The grapes are macerated on the skins for about 5 days in rotary fermentors with temperature control. The grapes are then pressed off the skins and the alcoholic fermentation and the malolactic one are completed in steel tanks. Wine is still kept into steel tanks for about 9 months. By the repeated pouring processes, the wine in the end is pure. At about the end of July the wine is bottled without filtration and fining and then settle for 3 months before being out in the market.

Uwe Schiefer Blaufrankisch Konigsberg 2007, Südburgenland , Austria – 100% Blaufrankisch – “Schiefer matured his 2007 Blaufrankisch Konisberg in a new 3,100 liter cask (meaning that there was around five and a half times more of it than of the 2006) and bottled it already last summer, because he was bereft of wine to sell.

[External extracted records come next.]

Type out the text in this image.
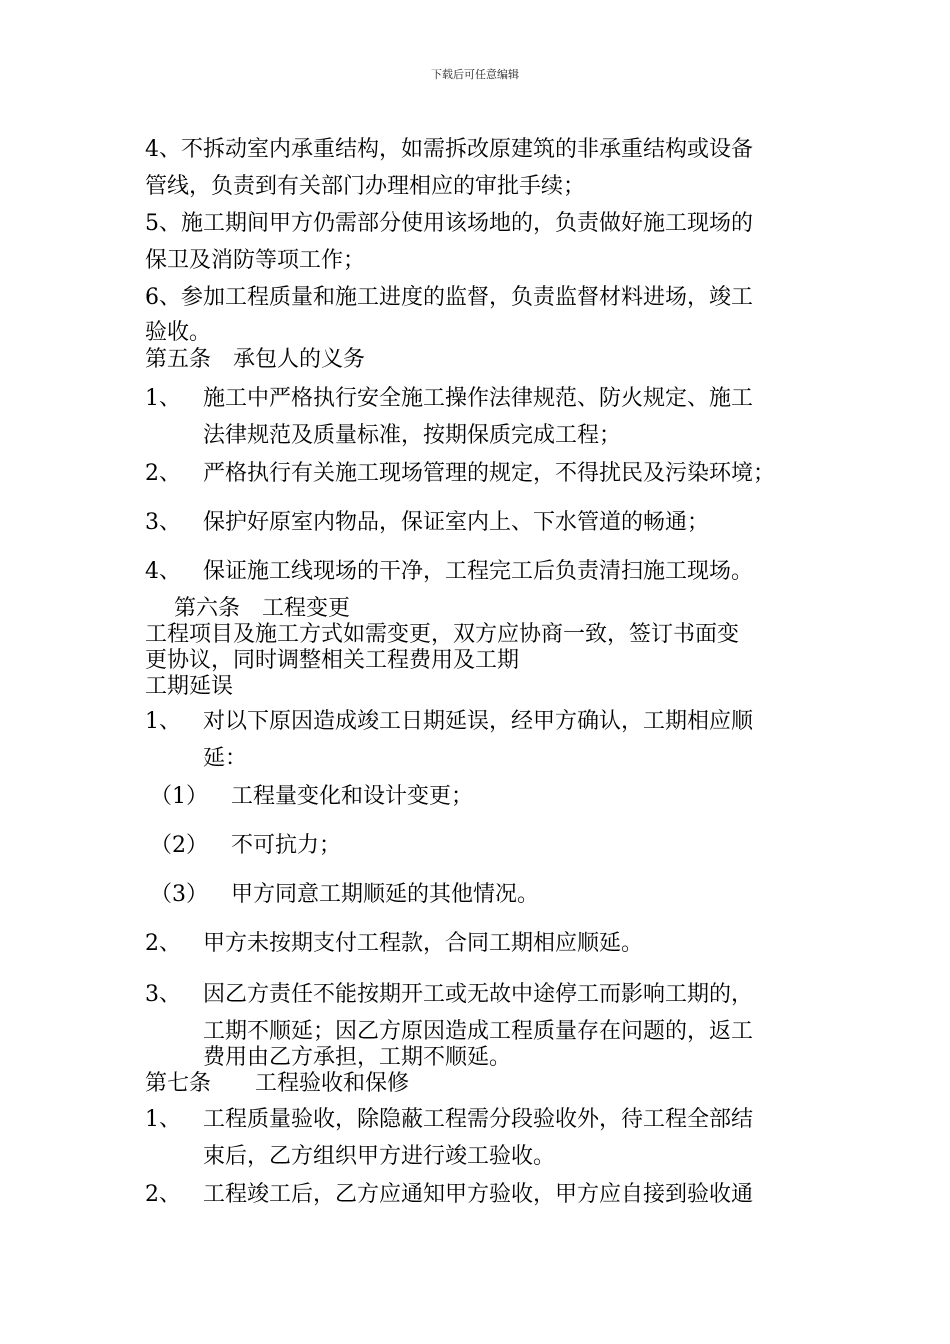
下载后可任意编辑
4、不拆动室内承重结构，如需拆改原建筑的非承重结构或设备
管线，负责到有关部门办理相应的审批手续；
5、施工期间甲方仍需部分使用该场地的，负责做好施工现场的
保卫及消防等项工作；
6、参加工程质量和施工进度的监督，负责监督材料进场，竣工
验收。
第五条　承包人的义务
1、 施工中严格执行安全施工操作法律规范、防火规定、施工
法律规范及质量标准，按期保质完成工程；
2、 严格执行有关施工现场管理的规定，不得扰民及污染环境；
3、 保护好原室内物品，保证室内上、下水管道的畅通；
4、 保证施工线现场的干净，工程完工后负责清扫施工现场。
第六条　工程变更
工程项目及施工方式如需变更，双方应协商一致，签订书面变
更协议，同时调整相关工程费用及工期
工期延误
1、 对以下原因造成竣工日期延误，经甲方确认，工期相应顺
延：
（1） 工程量变化和设计变更；
（2） 不可抗力；
（3） 甲方同意工期顺延的其他情况。
2、 甲方未按期支付工程款，合同工期相应顺延。
3、 因乙方责任不能按期开工或无故中途停工而影响工期的，
工期不顺延；因乙方原因造成工程质量存在问题的，返工
费用由乙方承担，工期不顺延。
第七条　　工程验收和保修
1、 工程质量验收，除隐蔽工程需分段验收外，待工程全部结
束后，乙方组织甲方进行竣工验收。
2、 工程竣工后，乙方应通知甲方验收，甲方应自接到验收通
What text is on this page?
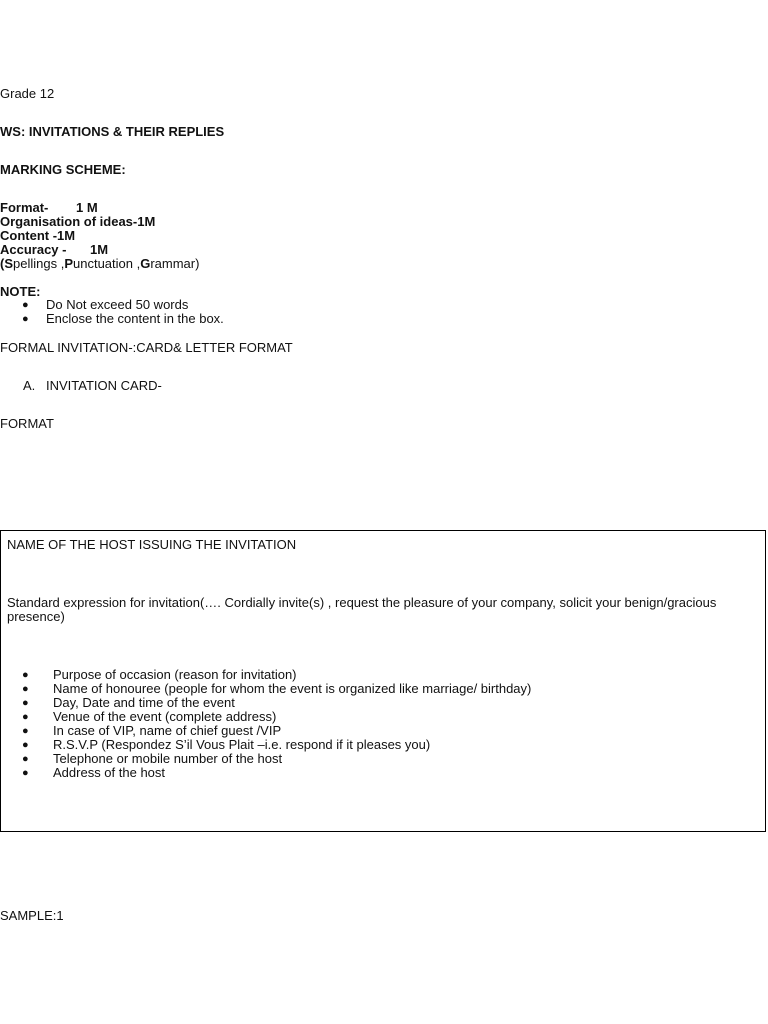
Grade 12
WS: INVITATIONS & THEIR REPLIES
MARKING SCHEME:
Format- 1 M
Organisation of ideas-1M
Content -1M
Accuracy - 1M
(Spellings ,Punctuation ,Grammar)
NOTE:
● Do Not exceed 50 words
● Enclose the content in the box.
FORMAL INVITATION-:CARD& LETTER FORMAT
A. INVITATION CARD-
FORMAT
NAME OF THE HOST ISSUING THE INVITATION
Standard expression for invitation(…. Cordially invite(s) , request the pleasure of your company, solicit your benign/gracious presence)
● Purpose of occasion (reason for invitation)
● Name of honouree (people for whom the event is organized like marriage/ birthday)
● Day, Date and time of the event
● Venue of the event (complete address)
● In case of VIP, name of chief guest /VIP
● R.S.V.P (Respondez S’il Vous Plait –i.e. respond if it pleases you)
● Telephone or mobile number of the host
● Address of the host
SAMPLE:1
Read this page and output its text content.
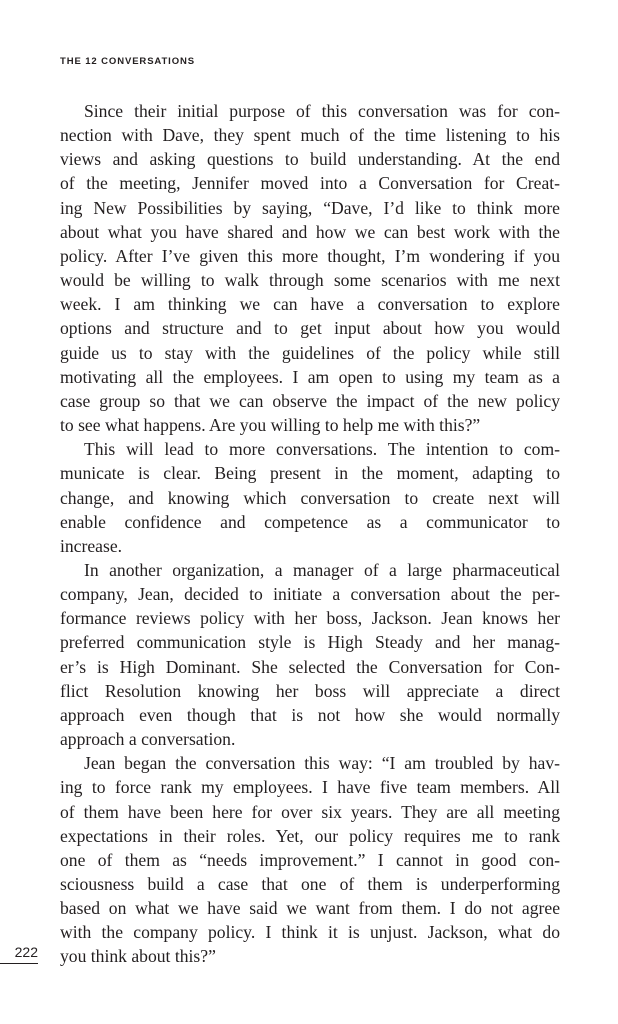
THE 12 CONVERSATIONS
Since their initial purpose of this conversation was for con-
nection with Dave, they spent much of the time listening to his
views and asking questions to build understanding. At the end
of the meeting, Jennifer moved into a Conversation for Creat-
ing New Possibilities by saying, “Dave, I’d like to think more
about what you have shared and how we can best work with the
policy. After I’ve given this more thought, I’m wondering if you
would be willing to walk through some scenarios with me next
week. I am thinking we can have a conversation to explore
options and structure and to get input about how you would
guide us to stay with the guidelines of the policy while still
motivating all the employees. I am open to using my team as a
case group so that we can observe the impact of the new policy
to see what happens. Are you willing to help me with this?”
This will lead to more conversations. The intention to com-
municate is clear. Being present in the moment, adapting to
change, and knowing which conversation to create next will
enable confidence and competence as a communicator to
increase.
In another organization, a manager of a large pharmaceutical
company, Jean, decided to initiate a conversation about the per-
formance reviews policy with her boss, Jackson. Jean knows her
preferred communication style is High Steady and her manag-
er’s is High Dominant. She selected the Conversation for Con-
flict Resolution knowing her boss will appreciate a direct
approach even though that is not how she would normally
approach a conversation.
Jean began the conversation this way: “I am troubled by hav-
ing to force rank my employees. I have five team members. All
of them have been here for over six years. They are all meeting
expectations in their roles. Yet, our policy requires me to rank
one of them as “needs improvement.” I cannot in good con-
sciousness build a case that one of them is underperforming
based on what we have said we want from them. I do not agree
with the company policy. I think it is unjust. Jackson, what do
you think about this?”
222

It includes some estate fruit, and some from the Eisenberg. Ripe cherry with bitter cherry pit and smoke accents in the nose, in turn inform a cool-fruited but ripe palate, with subtly stony and spicy notes that carry into a bright, sappy finish. This may well pick up some further nuance with time in bottle but, as things stand, offers an excellent introduction to Schiefer’s style of Blaufrankisch, perfect for enjoying over the next 2-3 years. The rest of Schiefer’s 2007s were highly promising, if backward, from barrel last summer.

“I wrote extensively in issue 177 about Uwe Schiefer and his remarkable and distinctive Blaufrankisch from the once-famous Eisenberg area on the Hungarian border in South Burgenland. His 2006 collection almost certainly represents the best of his eight to date, hence some of the most exciting red wine ever produced in Austria. Despite his relatively brief history, Schiefer’s conception of Blaufrankisch as a wine with site-sensitivity and finesse comparable, and best handled in a manner akin to that of Burgundian Pinot Noir and not a wine of, as he puts it, “tannin and power,” or one best marked by small toasty barrels, has begun to resonate within Austria, not least in the exciting Moric wines of Roland Velich (the 2006s of which are reviewed in this report).” – WA 89 points

Schiefer’s principle: “Less is more” – his aim is a genuine winemaking. He produces wines in a very puristic style focusing on naturalness. Currently he works in some vineyards biodynamic, but wants to change all vineyard culture to biodynamic in the coming years.

The Südburgenland is Austria’s smallest wine producing province and straddles the border with Hungary. There are a total of 400 hectares under vine. The finest vineyard is the 120 ha Eisenberg, a steep schistus slate hillside where Uwe Schiefer (by coincidence the word Schiefer meaning slate in German) works now on 5 hectares. About 10 years ago, he started putting together his estate, nearly all planted to Blaufränkisch.